# Cascade Network (Numeric Features + Graph Features)

In [None]:
import numpy as np
import pandas as pd

from sklearn.model_selection import train_test_split
from sklearn.linear_model import LogisticRegression
from sklearn.model_selection import GridSearchCV
from sklearn.model_selection import cross_val_score

import torch
import torch.nn as nn
import torch.nn.functional as F

import transformers as ppb
from transformers import AdamW

from torch_geometric.data import Data, DataLoader
from torch_geometric.nn import GCNConv

import matplotlib.pyplot as plt

import warnings
import os.path as path
import json
from datetime import datetime

import sklearn
import scipy

# print messages
warnings.filterwarnings('ignore')

# device for training
device = torch.device("cuda" if torch.cuda.is_available() else "cpu")
print(f"device type: {device.type}")

## 2. Import Dataset

In [None]:
DATASET_TRAIN = "./data/splitted/cascade_network_train.csv"
DATASET_CV = "./data/splitted/cascade_network_cv.csv"
DATASET_TEST = "./data/splitted/cascade_network_test.csv"

In [None]:
train_df = pd.read_csv(DATASET_TRAIN, header = 0)
cv_df = pd.read_csv(DATASET_CV, header = 0)
test_df = pd.read_csv(DATASET_TEST, header = 0)
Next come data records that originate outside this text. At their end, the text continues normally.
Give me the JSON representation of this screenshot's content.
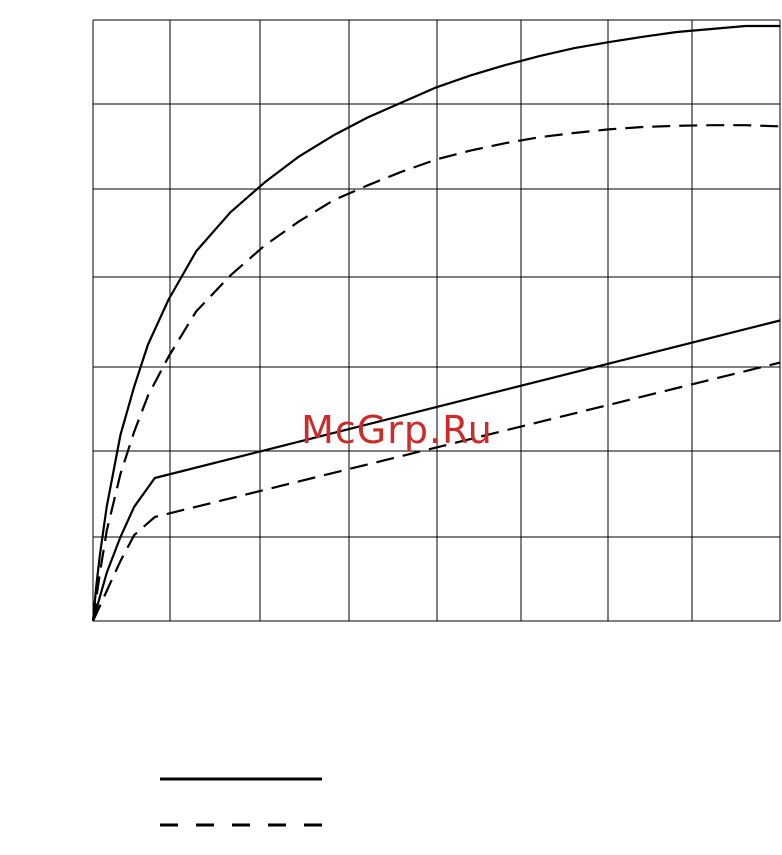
{
  "watermark": {
    "text": "McGrp.Ru",
    "color": "#cc2b2b"
  },
  "colors": {
    "ink": "#000000",
    "grid": "#000000",
    "background": "#ffffff"
  },
  "chart_data": {
    "type": "line",
    "title": "",
    "xlabel": "",
    "ylabel": "",
    "xlim": [
      0,
      100
    ],
    "ylim": [
      0,
      100
    ],
    "grid": true,
    "axis_tick_labels_visible": false,
    "legend": {
      "placement": "bottom-left",
      "entries": [
        {
          "style": "solid",
          "label": ""
        },
        {
          "style": "dashed",
          "label": ""
        }
      ]
    },
    "series": [
      {
        "style": "solid",
        "x": [
          0,
          0.5,
          1,
          2,
          4,
          6,
          8,
          11,
          15,
          20,
          25,
          30,
          35,
          40,
          45,
          50,
          55,
          60,
          65,
          70,
          75,
          80,
          85,
          90,
          95,
          100
        ],
        "y": [
          0,
          6,
          11,
          19,
          31,
          39,
          46,
          53.5,
          61.5,
          68,
          73,
          77.3,
          80.8,
          83.8,
          86.3,
          88.8,
          90.8,
          92.5,
          94,
          95.3,
          96.3,
          97.2,
          98,
          98.5,
          99,
          99
        ]
      },
      {
        "style": "dashed",
        "x": [
          0,
          1,
          2,
          4,
          6,
          8,
          11,
          15,
          20,
          25,
          30,
          35,
          40,
          45,
          50,
          55,
          60,
          65,
          70,
          75,
          80,
          85,
          90,
          95,
          100
        ],
        "y": [
          0,
          8,
          15,
          24.5,
          31.5,
          37.5,
          44,
          51.5,
          57.5,
          62.5,
          66.5,
          70,
          72.5,
          74.8,
          76.8,
          78.3,
          79.5,
          80.5,
          81.2,
          81.8,
          82.2,
          82.4,
          82.5,
          82.5,
          82.3
        ]
      },
      {
        "style": "solid",
        "x": [
          0,
          2,
          4,
          6,
          9,
          100
        ],
        "y": [
          0,
          8,
          14,
          19,
          23.8,
          50
        ]
      },
      {
        "style": "dashed",
        "x": [
          0,
          2,
          4,
          6,
          9,
          100
        ],
        "y": [
          0,
          5,
          10,
          14.3,
          17.3,
          43
        ]
      }
    ]
  }
}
print(f"Columns: {train_df.columns}")
print(f"train set size: {len(train_df)}")
print(f"cross validation set size: {len(cv_df)}")
print(f"test set size: {len(test_df)}")

## 3. Preprocess Data

#### Numeric Features

In [None]:
numeric_column_names = ['max_deg', 'avg_deg', 'min_deg', 'max_timediff', 'min_timediff', 'avg_timediff', 'node_number', 'edge_number']

In [None]:
train_numeric_tensors = torch.tensor(train_df[numeric_column_names].values, dtype=torch.float).to(device)
cv_numeric_tensors = torch.tensor(cv_df[numeric_column_names].values, dtype=torch.float).to(device)
test_numeric_tensors = torch.tensor(test_df[numeric_column_names].values, dtype=torch.float).to(device)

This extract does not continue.